Budaya Pelesetan dan Identitas Kolektif
Fenomena “Parcok” dan “Wercok” ini sejatinya tidak bisa dilepaskan dari tradisi humor dan pelesetan yang sudah mendarah daging dalam budaya kita. Lihat saja bagaimana dalam dunia sepak bola, suporter sering kali punya nama khusus untuk tim lawan yang mereka ejek, tapi tetap dalam batas wajar.
Humor dan pelesetan adalah cara masyarakat mengungkapkan perasaan mereka terhadap sesuatu yang berpengaruh dalam kehidupan sehari-hari.
Dalam konteks TNI-Polri, tentu saja mereka adalah institusi yang sangat besar pengaruhnya dalam kehidupan masyarakat. Maka, tidak heran jika rakyat punya cara tersendiri untuk memanggil mereka.
Kalau kita melihat lebih jauh, penggunaan istilah semacam ini juga mencerminkan bagaimana rakyat memandang hubungan mereka dengan aparat negara. Jika hubungan ini terlalu tegang, istilah yang muncul cenderung lebih kasar dan bermuatan negatif.
Sebaliknya, jika hubungan ini cukup dekat, istilah yang muncul biasanya lebih ringan dan lebih akrab. Dalam kasus “Parcok” dan “Wercok”, tampaknya masyarakat lebih memilih jalur humor daripada jalur konfrontatif.
Reaksi Berbeda di Kalangan Aparat
Meskipun sebagian besar anggota TNI dan Polri bisa menerima istilah ini dengan santai, tidak bisa dipungkiri bahwa ada juga yang merasa kurang nyaman. Ada beberapa oknum yang mungkin menganggap istilah ini sebagai bentuk pelecehan terhadap institusi mereka.
Namun, di sinilah letak kedewasaan yang dibutuhkan dalam menyikapi budaya komunikasi di masyarakat.
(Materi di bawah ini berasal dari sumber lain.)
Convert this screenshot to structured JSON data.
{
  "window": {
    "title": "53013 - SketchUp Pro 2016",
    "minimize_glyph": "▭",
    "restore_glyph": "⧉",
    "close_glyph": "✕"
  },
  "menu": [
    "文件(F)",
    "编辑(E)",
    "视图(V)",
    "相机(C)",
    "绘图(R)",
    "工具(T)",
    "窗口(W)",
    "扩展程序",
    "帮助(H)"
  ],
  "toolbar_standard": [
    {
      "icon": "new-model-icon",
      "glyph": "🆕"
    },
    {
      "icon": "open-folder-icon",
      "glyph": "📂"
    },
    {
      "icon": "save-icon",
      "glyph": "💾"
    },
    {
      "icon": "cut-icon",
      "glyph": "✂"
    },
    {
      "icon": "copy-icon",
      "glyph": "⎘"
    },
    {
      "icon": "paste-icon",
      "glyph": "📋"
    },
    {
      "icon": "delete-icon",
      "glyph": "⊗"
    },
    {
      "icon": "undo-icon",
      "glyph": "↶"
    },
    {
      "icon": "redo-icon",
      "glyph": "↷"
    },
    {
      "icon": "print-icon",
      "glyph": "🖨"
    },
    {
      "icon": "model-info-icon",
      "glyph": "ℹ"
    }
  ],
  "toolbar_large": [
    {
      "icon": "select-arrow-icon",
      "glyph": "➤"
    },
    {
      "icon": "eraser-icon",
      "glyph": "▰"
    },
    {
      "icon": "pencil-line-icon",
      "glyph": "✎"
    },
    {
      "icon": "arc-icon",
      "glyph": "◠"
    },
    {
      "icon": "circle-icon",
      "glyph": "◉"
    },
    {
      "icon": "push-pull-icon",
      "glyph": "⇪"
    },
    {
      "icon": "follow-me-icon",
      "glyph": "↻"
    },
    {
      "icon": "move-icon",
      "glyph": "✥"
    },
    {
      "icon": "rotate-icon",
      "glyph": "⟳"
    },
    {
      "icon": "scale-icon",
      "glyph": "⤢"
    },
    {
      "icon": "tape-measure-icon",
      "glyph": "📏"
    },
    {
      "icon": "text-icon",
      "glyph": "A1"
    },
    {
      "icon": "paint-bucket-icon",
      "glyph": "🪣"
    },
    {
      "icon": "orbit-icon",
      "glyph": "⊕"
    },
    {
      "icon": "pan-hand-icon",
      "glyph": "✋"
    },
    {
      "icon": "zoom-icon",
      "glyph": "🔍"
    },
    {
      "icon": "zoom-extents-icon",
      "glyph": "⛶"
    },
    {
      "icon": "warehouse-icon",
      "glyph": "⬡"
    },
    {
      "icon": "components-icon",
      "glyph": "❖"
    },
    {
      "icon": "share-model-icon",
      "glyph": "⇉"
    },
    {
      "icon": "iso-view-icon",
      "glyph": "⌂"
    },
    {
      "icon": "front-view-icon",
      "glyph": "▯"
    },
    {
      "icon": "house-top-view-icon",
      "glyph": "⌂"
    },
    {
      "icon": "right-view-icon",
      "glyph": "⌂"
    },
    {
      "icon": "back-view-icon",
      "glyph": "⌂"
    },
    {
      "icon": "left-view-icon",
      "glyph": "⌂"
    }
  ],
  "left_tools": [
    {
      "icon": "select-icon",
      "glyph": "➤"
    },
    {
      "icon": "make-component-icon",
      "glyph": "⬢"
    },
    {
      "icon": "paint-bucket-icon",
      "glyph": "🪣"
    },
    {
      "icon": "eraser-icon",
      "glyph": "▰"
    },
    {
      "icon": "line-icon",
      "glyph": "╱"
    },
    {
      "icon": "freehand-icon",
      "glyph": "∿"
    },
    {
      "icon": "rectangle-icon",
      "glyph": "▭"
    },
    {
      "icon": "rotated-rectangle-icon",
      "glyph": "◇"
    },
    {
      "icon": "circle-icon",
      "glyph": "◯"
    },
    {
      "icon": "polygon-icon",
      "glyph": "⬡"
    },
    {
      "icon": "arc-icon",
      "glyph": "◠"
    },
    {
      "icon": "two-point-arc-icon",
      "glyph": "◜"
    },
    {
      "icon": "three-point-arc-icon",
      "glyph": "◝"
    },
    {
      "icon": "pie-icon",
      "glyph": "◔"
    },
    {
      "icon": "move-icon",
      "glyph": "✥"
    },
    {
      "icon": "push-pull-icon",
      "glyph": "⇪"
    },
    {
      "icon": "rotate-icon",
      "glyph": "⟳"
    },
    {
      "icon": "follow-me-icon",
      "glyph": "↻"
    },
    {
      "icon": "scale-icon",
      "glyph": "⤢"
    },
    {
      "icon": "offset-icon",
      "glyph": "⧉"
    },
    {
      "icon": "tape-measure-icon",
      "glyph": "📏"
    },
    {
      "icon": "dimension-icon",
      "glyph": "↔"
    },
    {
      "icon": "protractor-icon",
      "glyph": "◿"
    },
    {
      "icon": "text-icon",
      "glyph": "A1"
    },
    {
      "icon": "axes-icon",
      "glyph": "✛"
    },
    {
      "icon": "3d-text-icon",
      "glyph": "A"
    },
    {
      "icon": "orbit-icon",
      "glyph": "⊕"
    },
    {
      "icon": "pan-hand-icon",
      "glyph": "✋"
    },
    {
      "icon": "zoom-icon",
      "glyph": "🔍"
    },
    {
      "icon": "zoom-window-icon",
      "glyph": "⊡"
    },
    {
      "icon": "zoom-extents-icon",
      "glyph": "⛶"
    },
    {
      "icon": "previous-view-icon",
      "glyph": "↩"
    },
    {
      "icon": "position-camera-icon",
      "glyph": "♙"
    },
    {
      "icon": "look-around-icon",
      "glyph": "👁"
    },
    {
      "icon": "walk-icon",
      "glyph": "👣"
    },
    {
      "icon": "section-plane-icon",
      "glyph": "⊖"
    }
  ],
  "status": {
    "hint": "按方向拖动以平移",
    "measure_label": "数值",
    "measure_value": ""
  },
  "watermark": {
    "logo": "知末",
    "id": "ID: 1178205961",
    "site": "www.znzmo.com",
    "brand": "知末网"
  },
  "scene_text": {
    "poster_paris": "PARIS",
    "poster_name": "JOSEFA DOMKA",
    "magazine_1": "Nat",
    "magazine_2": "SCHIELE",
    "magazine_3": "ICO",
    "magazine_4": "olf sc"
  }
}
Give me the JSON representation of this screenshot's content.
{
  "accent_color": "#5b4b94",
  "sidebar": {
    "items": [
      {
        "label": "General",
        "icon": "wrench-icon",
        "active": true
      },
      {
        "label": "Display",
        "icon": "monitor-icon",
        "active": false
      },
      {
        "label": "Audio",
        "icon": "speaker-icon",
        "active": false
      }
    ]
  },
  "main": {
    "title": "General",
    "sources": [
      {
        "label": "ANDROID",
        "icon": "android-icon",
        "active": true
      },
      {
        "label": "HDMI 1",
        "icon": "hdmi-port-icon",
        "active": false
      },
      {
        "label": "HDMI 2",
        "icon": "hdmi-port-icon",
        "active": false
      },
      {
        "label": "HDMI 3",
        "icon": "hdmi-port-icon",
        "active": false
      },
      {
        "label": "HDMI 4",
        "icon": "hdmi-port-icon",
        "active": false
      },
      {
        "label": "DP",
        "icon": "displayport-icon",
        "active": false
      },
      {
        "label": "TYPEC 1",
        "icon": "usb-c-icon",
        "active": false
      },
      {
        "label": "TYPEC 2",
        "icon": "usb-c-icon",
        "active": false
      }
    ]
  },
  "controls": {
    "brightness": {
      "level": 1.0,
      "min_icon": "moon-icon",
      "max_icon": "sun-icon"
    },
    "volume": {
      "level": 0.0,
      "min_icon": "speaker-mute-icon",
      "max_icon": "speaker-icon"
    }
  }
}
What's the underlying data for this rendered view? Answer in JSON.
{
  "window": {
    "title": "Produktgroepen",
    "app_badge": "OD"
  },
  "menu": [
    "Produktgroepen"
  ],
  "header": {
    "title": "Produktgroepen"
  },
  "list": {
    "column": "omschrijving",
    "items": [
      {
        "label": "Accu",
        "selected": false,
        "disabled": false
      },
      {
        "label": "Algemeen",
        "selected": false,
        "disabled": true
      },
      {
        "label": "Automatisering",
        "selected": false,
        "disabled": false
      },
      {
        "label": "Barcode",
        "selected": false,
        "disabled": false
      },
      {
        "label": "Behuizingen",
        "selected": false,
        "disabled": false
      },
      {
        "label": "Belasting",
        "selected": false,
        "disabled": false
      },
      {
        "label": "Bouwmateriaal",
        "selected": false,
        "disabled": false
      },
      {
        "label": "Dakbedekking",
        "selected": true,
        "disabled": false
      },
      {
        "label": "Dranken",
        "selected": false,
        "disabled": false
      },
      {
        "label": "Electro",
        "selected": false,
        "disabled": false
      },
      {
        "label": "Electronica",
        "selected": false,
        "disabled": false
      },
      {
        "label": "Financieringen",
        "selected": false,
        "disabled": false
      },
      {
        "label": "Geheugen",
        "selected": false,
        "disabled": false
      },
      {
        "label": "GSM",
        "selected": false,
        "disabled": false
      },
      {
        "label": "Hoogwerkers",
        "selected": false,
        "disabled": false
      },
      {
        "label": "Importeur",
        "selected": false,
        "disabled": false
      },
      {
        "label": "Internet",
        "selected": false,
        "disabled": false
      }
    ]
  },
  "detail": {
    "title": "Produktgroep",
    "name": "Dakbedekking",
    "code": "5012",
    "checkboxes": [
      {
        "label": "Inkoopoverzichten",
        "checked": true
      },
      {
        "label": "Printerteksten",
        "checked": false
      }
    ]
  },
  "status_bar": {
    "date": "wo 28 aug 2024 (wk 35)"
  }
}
Jika aparat terlalu kaku dalam menanggapi istilah semacam ini, bisa jadi justru akan muncul reaksi yang lebih keras dari masyarakat.
Sebaliknya, jika aparat mampu menanggapi dengan santai dan melihatnya sebagai bagian dari dinamika sosial, maka hubungan antara masyarakat dan aparat bisa semakin cair dan harmonis.
Refleksi: Bukan Sekadar Nama, Tapi Cerminan Realitas
Pada akhirnya, “Parcok” dan “Wercok” bukan sekadar julukan iseng. Ia adalah cerminan bagaimana rakyat memandang aparatnya. Selama istilah ini masih berada dalam ranah humor dan tidak digunakan untuk tujuan yang merendahkan secara serius, maka tidak ada yang perlu dikhawatirkan.
Namun, di sisi lain, aparat juga bisa melihat fenomena ini sebagai bahan refleksi. Jika istilah ini muncul dalam konteks kritik yang tajam, maka bisa jadi ada sesuatu yang perlu diperbaiki dalam hubungan antara aparat dan masyarakat.
Di negeri yang penuh dengan humor ini, segala sesuatu memang bisa menjadi bahan guyonan. Tapi jangan lupa, di balik setiap humor ada makna yang lebih dalam. Dan di balik setiap pelesetan, ada kenyataan yang sedang coba disampaikan dengan cara yang lebih ringan.
Maka, daripada sibuk mempermasalahkan julukan “Parcok” dan “Wercok”, lebih baik kita semua—baik masyarakat maupun aparat—sama-sama berusaha membangun hubungan yang lebih baik.
Karena pada akhirnya, yang lebih penting bukanlah bagaimana kita dipanggil, tetapi bagaimana kita menjalankan tugas dan peran kita dalam masyarakat.